Quintessential bad man

Pran’s reel life journey started with a ‘bad man’ role in a Punjabi film, Yamla Jat (1940), an offer that he almost passed up because he thought the stranger who’d introduced himself as Wali Mohammed Wali one late night in Lahore was inebriated when he’d offered him a role in the movie he was scripting. “So, instead of wasting my time rushing off to a studio, I just dashed off to my photography shop as usual the next morning,” he reminisced.

But destiny wanted Pran in front of the camera, not behind it. So, the following Saturday, he bumped into Wali again at Plaza theatre and got an earful. This time Wali insisted on taking his address and arrived the next morning to cart him off to the studio to meet his boss Dalsukh M Pancholi. “I was signed on a salary of Rs 30 and was free to work in my shop if I didn’t have a shoot,” he revealed.

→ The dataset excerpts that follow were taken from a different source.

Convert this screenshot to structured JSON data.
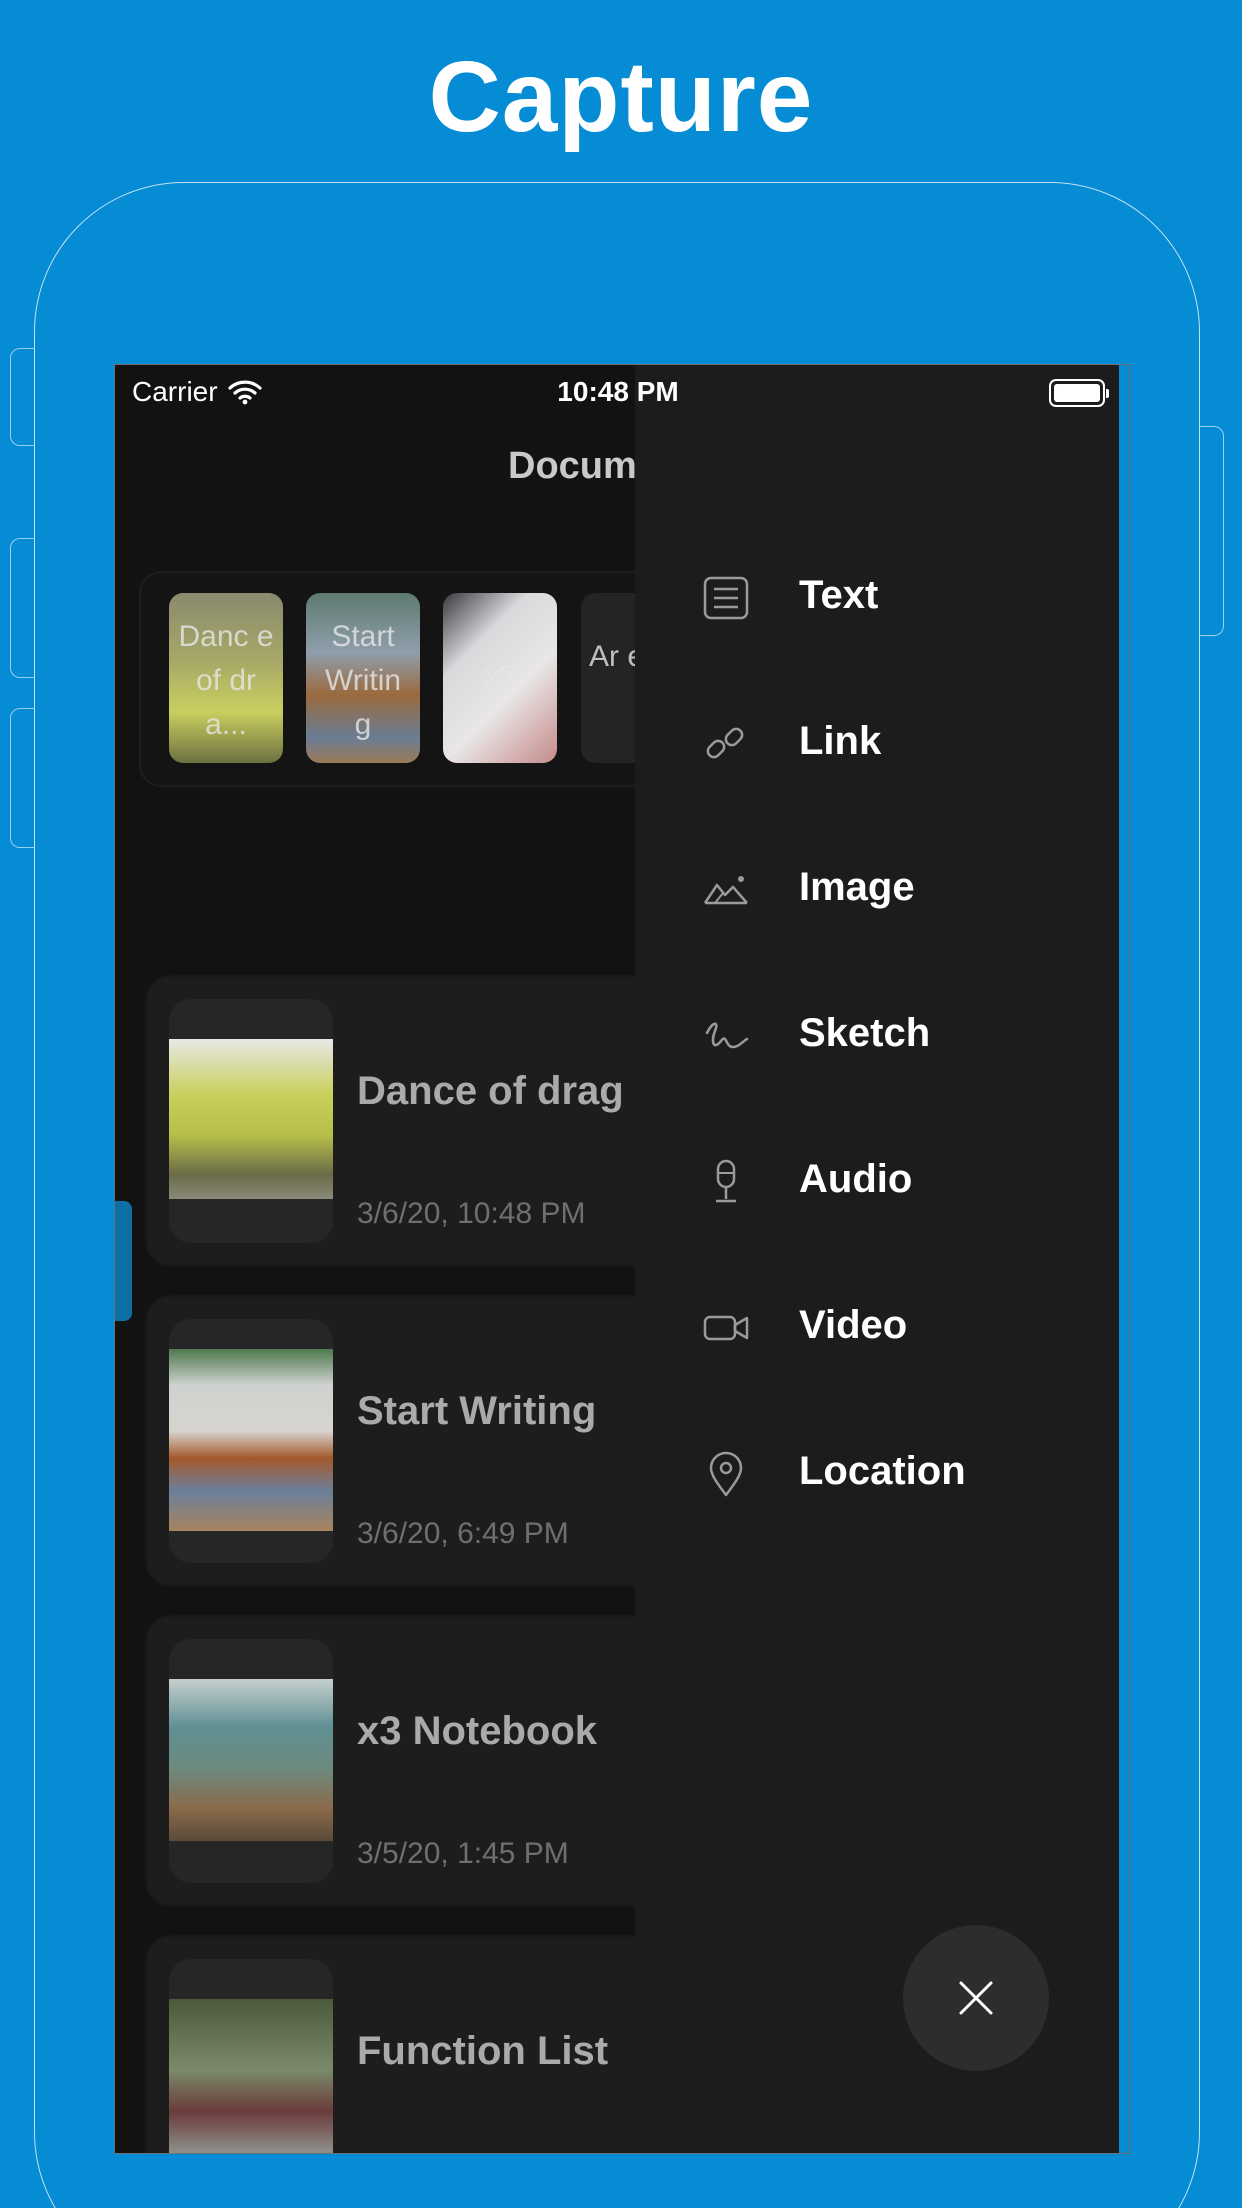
{
  "headline": "Capture",
  "status_bar": {
    "carrier": "Carrier",
    "time": "10:48 PM"
  },
  "header": {
    "title": "Docum"
  },
  "recent": [
    {
      "label": "Danc e of dra..."
    },
    {
      "label": "Start Writin g"
    },
    {
      "label": "x3"
    },
    {
      "label": "Ar ev"
    }
  ],
  "documents": [
    {
      "name": "Dance of drag",
      "date": "3/6/20, 10:48 PM"
    },
    {
      "name": "Start Writing",
      "date": "3/6/20, 6:49 PM"
    },
    {
      "name": "x3 Notebook",
      "date": "3/5/20, 1:45 PM"
    },
    {
      "name": "Function List",
      "date": ""
    }
  ],
  "capture_menu": [
    {
      "label": "Text",
      "icon": "text-icon"
    },
    {
      "label": "Link",
      "icon": "link-icon"
    },
    {
      "label": "Image",
      "icon": "image-icon"
    },
    {
      "label": "Sketch",
      "icon": "sketch-icon"
    },
    {
      "label": "Audio",
      "icon": "microphone-icon"
    },
    {
      "label": "Video",
      "icon": "video-camera-icon"
    },
    {
      "label": "Location",
      "icon": "location-pin-icon"
    }
  ],
  "colors": {
    "background": "#068bd5",
    "panel": "#1c1c1e",
    "screen": "#121212"
  }
}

Had the Partition not happened, Pran might have made Lahore his home, having done 22 films there from 1942-46. But in 1947, frightened by the communal tensions, he sent his wife and son to Indore. As his son’s first birthday neared, his wife insisted he join them or she’d cancel the celebrations.

So, with just a small suitcase he reached Indore on August 11. The next day there was bloodshed in Lahore and he never went back. Instead, he moved to Mumbai and after five jobless months, bagged four films — Ziddi, Apradhi, Grahasti and Putli — in a week and never looked back. With films like Madumati, Jis Desh Mein Ganga Behti Hai and Dil Diya Dard Liya, he became the man everyone loved to hate.

According to a survey done in UP, Punjab and Maharashtra, not a single school or college-going student was named Pran. “That’s understandable. You wouldn’t want to call your child Raavan, would you?” he laughed.

It didn’t bother him till his own daughter one day asked him why he couldn’t do some decent roles for a change. The ‘change’ happened with Upkar. When Manoj Kumar, who had earlier given him the role of a Kahar Singh in the patriotic Shaheed, returned with another ‘different’ offer, Pran grabbed it.

Before Upkar’s release, Pran was greeted with hoots of “badmash”. After the film released, he arrived at Om Prakash’s daughter’s wedding to discover he had to walk 400 metres to the mandap. Expecting to be torn apart, he stepped out of his car gingerly and was surprised by the deafening silence. Someone whispered, “Give Malang chacha some space,” and respectfully, the crowd parted. Bad had turned good.

Image makeover

That’s how it was for the next 40 years, as Pran made his mark in positive character roles, including that of Sher Khan. During the filming of Zanjeer, Pran was the star and when Amitabh Bachchan arrived at the film’s premiere in Kolkata, he was greeted by angry crowds who wanted to see their ‘hero’ Pran. “The next morning, they had a new hero and never again did the janta ask him, ‘Where’s our hero?’” Pran smiled.

However, even today, Zanjeer is remembered as much for its angry, young Inspector Vijay as it is for his Pathan dost (friend) Sher Khan and their qawwali, Yaari hai imaan mera. Four decades later, 27-year-old Ram Charan, who has stepped into Bachchan’s shoes in he Zanjeer remake, still remembers the scene where Sher Khan visits the police station and Vijay kicks the chair over.

Early this year, during a conversation with Sanjay Dutt during the shoot of Policegiri in Hyderabad, I wondered how he felt reliving the iconic Sher Khan in the Zanjeer remake. Dutt admitted it was tough measuring up to the standards Pran had set, and the expectations he raised.

Zanjeer opens on September 8 and I know many will remember Pran and ask themselves, “Where’s our hero?”